The study, “Lipid and hemolysis parameters predicting acute chest syndrome in adulthood with sickle cell disease,” was published in the journal Lipids in Health and Disease.

Recommended Reading
An illustrated banner showing a woman dressed in red with a stethoscope hanging on her neck. She is surrounded by floating blood cells. The column name is

Learning about sickle cell complications and associated fear

Acute chest syndrome in sickle cell patients can lead to respiratory failure

Acute chest syndrome, or ACS, a form of lung injury, is a sickle cell disease complication that arises when blood flow in the lungs is blocked and oxygen levels drop, driving an illness similar to pneumonia. Symptoms like fever, chest pain, and breathing difficulties can ultimately progress to respiratory failure among patients.
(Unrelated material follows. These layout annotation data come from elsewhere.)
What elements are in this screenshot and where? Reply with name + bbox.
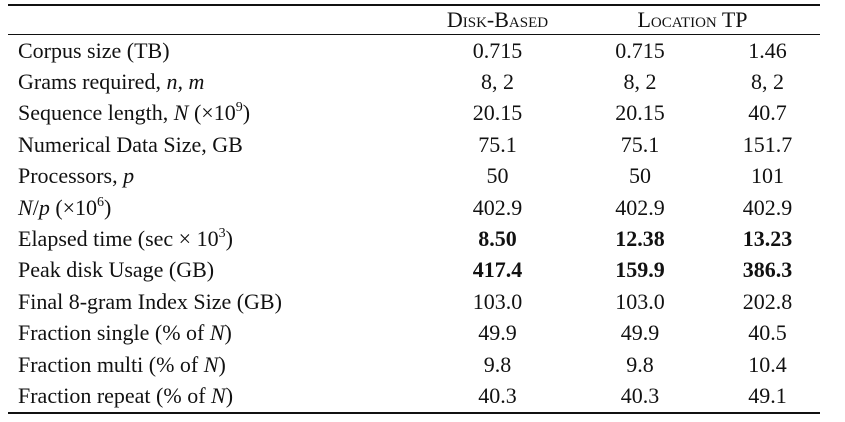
header-row: Disk-Based Location TP [8,4,820,35]
label-part: N [203,351,219,377]
label-part: 9 [235,100,243,116]
row-label: Grams required, n, m [8,66,430,97]
table-row: Peak disk Usage (GB) 417.4 159.9 386.3 [8,255,820,286]
value-cell: 50 [486,163,509,189]
value-cell: 40.3 [565,380,715,414]
label-part: N [211,382,226,408]
value-cell: 20.15 [615,100,665,126]
row-label: Fraction multi (% of N) [8,349,430,380]
label-part: (×10 [49,194,98,220]
label-part: N [209,320,225,346]
value-cell: 103.0 [615,288,665,314]
label-part: Fraction multi (% of [18,351,204,377]
value-cell: 1.46 [748,37,787,63]
value-cell: 0.715 [472,37,523,63]
label-part: p [123,163,135,189]
value-cell: 159.9 [615,257,665,283]
value-cell: 49.9 [620,320,660,346]
value-cell: 101 [751,163,784,189]
value-cell: 13.23 [742,226,793,252]
table-row: Fraction repeat (% of N) 40.3 40.3 49.1 [8,380,820,414]
row-label: Sequence length, N (×109) [8,98,430,129]
table-row: Processors, p 50 50 101 [8,161,820,192]
value-cell: 75.1 [478,131,517,157]
row-label: Corpus size (TB) [8,35,430,67]
label-part: ) [225,382,234,408]
label-part: 6 [97,194,105,210]
row-label: Numerical Data Size, GB [8,129,430,160]
label-part: N [173,100,189,126]
value-cell: 40.3 [430,380,565,414]
value-cell: 75.1 [620,131,660,157]
value-cell: 402.9 [472,194,523,220]
value-cell: 386.3 [742,257,793,283]
label-part: ) [218,351,226,377]
table-body: Corpus size (TB) 0.715 0.715 1.46 Grams requ… [8,35,820,414]
value-cell: 49.1 [715,380,820,414]
value-cell: 402.9 [742,194,793,220]
value-cell: 40.7 [748,100,787,126]
value-cell: 151.7 [742,131,793,157]
value-cell: 12.38 [615,226,665,252]
label-part: 3 [218,226,226,242]
value-cell: 40.5 [748,320,787,346]
label-part: ) [225,226,233,252]
value-cell: 417.4 [472,257,523,283]
row-label: Peak disk Usage (GB) [8,255,430,286]
label-part: Peak disk Usage (GB) [18,257,215,283]
table-row: Numerical Data Size, GB 75.1 75.1 151.7 [8,129,820,160]
label-part: Sequence length, [18,100,174,126]
table-row: Fraction multi (% of N) 9.8 9.8 10.4 [8,349,820,380]
label-part: / [32,194,39,220]
value-cell: 49.9 [478,320,517,346]
value-cell: 8.50 [478,226,517,252]
value-cell: 50 [629,163,651,189]
table-row: N/p (×106) 402.9 402.9 402.9 [8,192,820,223]
value-cell: 20.15 [472,100,523,126]
table-row: Sequence length, N (×109) 20.15 20.15 40.7 [8,98,820,129]
row-label: N/p (×106) [8,192,430,223]
table-row: Final 8-gram Index Size (GB) 103.0 103.0 20… [8,286,820,317]
label-part: n, m [166,69,205,95]
table-row: Fraction single (% of N) 49.9 49.9 40.5 [8,318,820,349]
header-cell [8,4,430,35]
label-part: Numerical Data Size, GB [18,131,243,157]
label-part: Final 8-gram Index Size (GB) [18,288,282,314]
value-cell: 8, 2 [751,69,784,95]
table-row: Elapsed time (sec × 103) 8.50 12.38 13.23 [8,223,820,254]
label-part: ) [224,320,232,346]
value-cell: 0.715 [615,37,665,63]
results-table: Disk-Based Location TP Corpus size (TB) 0… [8,4,820,414]
label-part: Fraction repeat (% of [18,382,212,408]
row-label: Final 8-gram Index Size (GB) [8,286,430,317]
label-part: Fraction single (% of [18,320,210,346]
label-part: (×10 [188,100,236,126]
label-part: Elapsed time (sec × 10 [18,226,219,252]
table-row: Grams required, n, m 8, 2 8, 2 8, 2 [8,66,820,97]
label-part: N [18,194,33,220]
value-cell: 402.9 [615,194,665,220]
value-cell: 10.4 [748,351,787,377]
value-cell: 8, 2 [481,69,514,95]
value-cell: 9.8 [626,351,654,377]
label-part: ) [242,100,251,126]
label-part: p [38,194,50,220]
value-cell: 8, 2 [623,69,657,95]
row-label: Fraction single (% of N) [8,318,430,349]
row-label: Processors, p [8,161,430,192]
value-cell: 202.8 [742,288,793,314]
value-cell: 103.0 [472,288,523,314]
header-cell: Location TP [565,4,820,35]
row-label: Elapsed time (sec × 103) [8,223,430,254]
label-part: Corpus size (TB) [18,37,170,63]
table-row: Corpus size (TB) 0.715 0.715 1.46 [8,35,820,67]
label-part: Grams required, [18,69,167,95]
label-part: ) [104,194,112,220]
label-part: Processors, [18,163,124,189]
row-label: Fraction repeat (% of N) [8,380,430,414]
value-cell: 9.8 [483,351,512,377]
header-cell: Disk-Based [430,4,565,35]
It’s a common complication, with about half of people with SCD having an ACS episode at some point in their lives, but also a very serious one. ACS is a leading cause of mortality, accounting for about 25% of SCD-related deaths, data has shown.

Standard care for ACS in the hospital includes oxygen supplementation, blood transfusions, and the use of medications.
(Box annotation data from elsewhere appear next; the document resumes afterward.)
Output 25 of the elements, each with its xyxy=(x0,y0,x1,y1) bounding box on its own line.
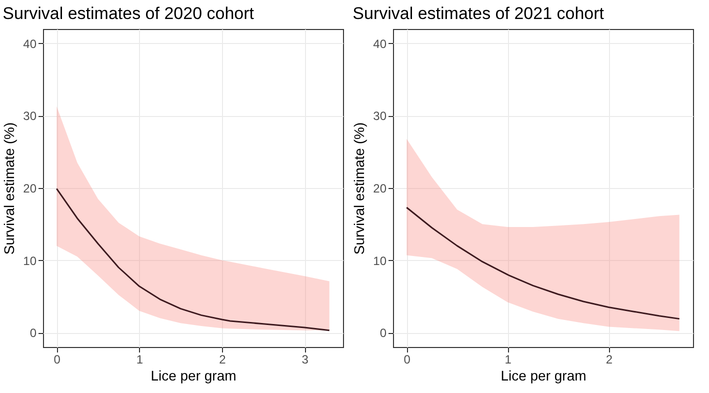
y-tick-label: 30 xyxy=(373,109,387,124)
y-tick-label: 30 xyxy=(23,109,37,124)
y-axis-title: Survival estimate (%) xyxy=(351,122,368,255)
line-series xyxy=(406,206,680,320)
y-tick-label: 0 xyxy=(380,326,387,340)
x-axis-title: Lice per gram xyxy=(500,368,586,384)
y-axis-title: Survival estimate (%) xyxy=(1,122,18,255)
y-tick-label: 0 xyxy=(30,326,37,340)
chart-title: Survival estimates of 2021 cohort xyxy=(352,4,604,23)
x-tick-label: 3 xyxy=(302,352,309,366)
y-tick-label: 10 xyxy=(373,254,387,268)
x-tick-label: 2 xyxy=(606,352,613,366)
y-tick-label: 10 xyxy=(23,254,37,268)
x-tick-label: 1 xyxy=(136,352,144,366)
y-tick-label: 40 xyxy=(373,36,387,51)
x-tick-label: 0 xyxy=(404,352,411,366)
x-tick-label: 0 xyxy=(54,352,61,366)
x-tick-label: 1 xyxy=(504,352,512,366)
line-series xyxy=(56,188,330,332)
x-tick-label: 2 xyxy=(219,352,226,366)
y-tick-label: 40 xyxy=(23,36,37,51)
y-tick-label: 20 xyxy=(23,182,37,196)
y-tick-label: 20 xyxy=(373,182,387,196)
chart-title: Survival estimates of 2020 cohort xyxy=(2,4,254,23)
x-axis-title: Lice per gram xyxy=(150,368,236,384)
“The immediate aim of treatment in ACS is to prevent or reverse acute respiratory failure,” the researchers wrote.

Biomarkers to help predict which patients might develop this life-threatening complication before it happens could help to prevent its onset or improve its management, according to the researchers. However, not many such biomarkers have been identified, the team noted.

Some evidence suggests that lipid dysregulation might influence SCD severity and the onset of more serious complications. Inflammation and hemolysis are processes also known to contribute to the disease. As such, blood markers of these processes could potentially serve as biomarkers for complications like ACS.

The immediate aim of treatment in ACS is to prevent or reverse acute respiratory failure.

In this study, the team looked for biomarkers related to these processes that might be used to predict the development of acute chest syndrome over a one-year period in a group of 91 sickle cell patients. Among them, 37 had a prior history of ACS and six had an episode during the year-long follow-up period.

In general, patients with a past history of ACS had higher blood counts of several immune cell types and inflammatory markers, in addition to showing indicators of more severe hemolysis relative to patients without such a history. In terms of lipids, some types were higher in patients with an ACS history, and some were lower.

A few blood biomarkers were found to be predictors of an ACS episode during the one-year observation period. Specifically, c-reactive protein (CRP) — a marker of inflammation — was associated with a higher risk of ACS when found at levels greater than 8.5 mg/L. Bilirubin, an indicator of hemolysis, was similarly associated with ACS risk when found at levels higher than 39 mg/L.

Various forms of cholesterol, a type of lipid, appeared protective against ACS occurrence, with higher levels linked to lower odds that the complication would arise.

Overall, these biomarkers could help doctors predict who is at risk for ACS in the short term, enabling “increased medical monitoring,” the team wrote, noting that all of the measurements taken can be “easily performed in most hospitals.”

Still, they noted the findings from the small analysis will need “to be confirmed in a larger multicenter study.”